Depois de se entregar totalmente à ilusão dos prazeres absolutos, vividos orgiasticamente na onipotência do Eu e no aqui e agora dos sentidos, ajudados pela ingestão de substâncias geradoras de prazer, é chegada a hora do arrependimento, da penitência e do jejum. A cinza é, por excelência, um resídu aquilo que resta após a extinção do fogo e, portanto, antropocentricamente, o cadáver, resíduo do corpo depois que nele se extinguiu o fogo da vida.
Sob o ponto de vista espiritual, o valor da cinza é nulo já que resíduo; mostra-nos assim a nulidade da vida humana já que precária. Na Índia, os corpos dos iogues e dos sadhus são esfregados com cinzas como sinal de renúncia a toda vaidade terrena, a exemplo do corpo do Xiva asceta, ao passo que os ascetas cristãos às vezes misturam seus alimentos com cinzas. Realmente, o corpo acinzentado em razão da cinza que o cobre causa repulsa, e não desejo, representando um ataque frontal ao seu poder de despertar o desejo e atrair o outro num movimento de aproximação entre os humanos que antecede o sexual.

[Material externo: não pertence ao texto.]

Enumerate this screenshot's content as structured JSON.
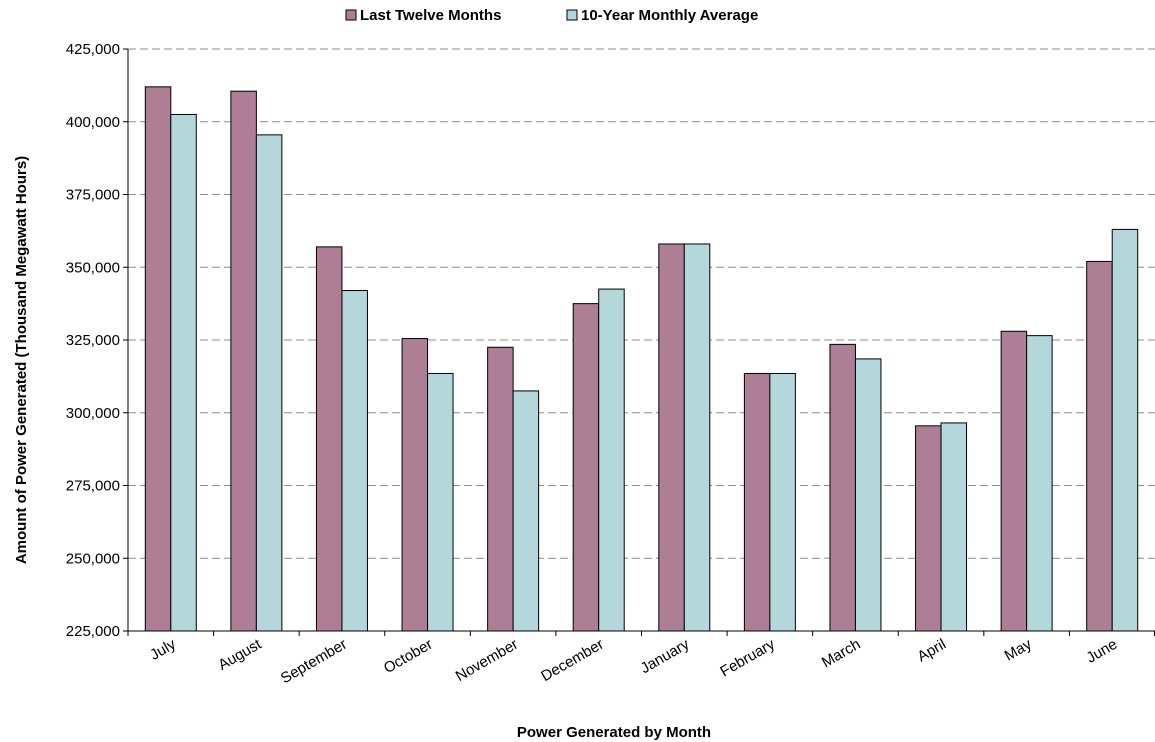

Não podemos nos esquecer, entretanto, que tudo aquilo que está associado à morte liga-se, como ela, ao simbolismo do eterno retorno, que explica o costume, mantido durante tanto tempo nos mosteiros cristãos, de se estender os moribundos no chão recoberto por uma cinza disposta em forma de cruz, lembrando que a cruz é um símbolo universal da alternância morte/vida, que dá sentido ao fato.
Lembrando o recente texto do Arnaldo Jabor onde ele mostra sua incompreensão da experiência anualmente repetida pelos brasileiros de se entregarem ao carnaval: “um povo sofrido, roubado, explorado... sem perspectiva de vida... de uma hora para outra explode numa alegria sem motivo... sem limites e sem pudor.” Eu diria que é por isso mesmo que existe o carnaval, para dar oportunidade de se entregar de corpo inteiro a uma experiência totalmente contrária ao seu dia a dia – uma liberação social à vida da fantasia, da brincadeira, da encenação pública de histórias infantis onde aparecem “rei e rainha”... Pelo menos, naqueles três dias, o sonho está liberado para ser realidade e cada um vive seu próprio sonho realizado – ser marinheiro, mulher, fada, nobreza ou qualquer outro personagem, sabendo que é apenas um papel e que na Quarta-feira de Cinzas ele retomará sua própria personalidade e trabalho. Essa é uma magia de oposição onde, se você quer chamar a chuva, você espalha cinzas do alto de uma montanha. Na liturgia cristã, a Quarta-feira de Cinzas remete às palavras de Abraã “Eu me atrevo a falar ao meu Senhor, eu que sou poeira e cinza.”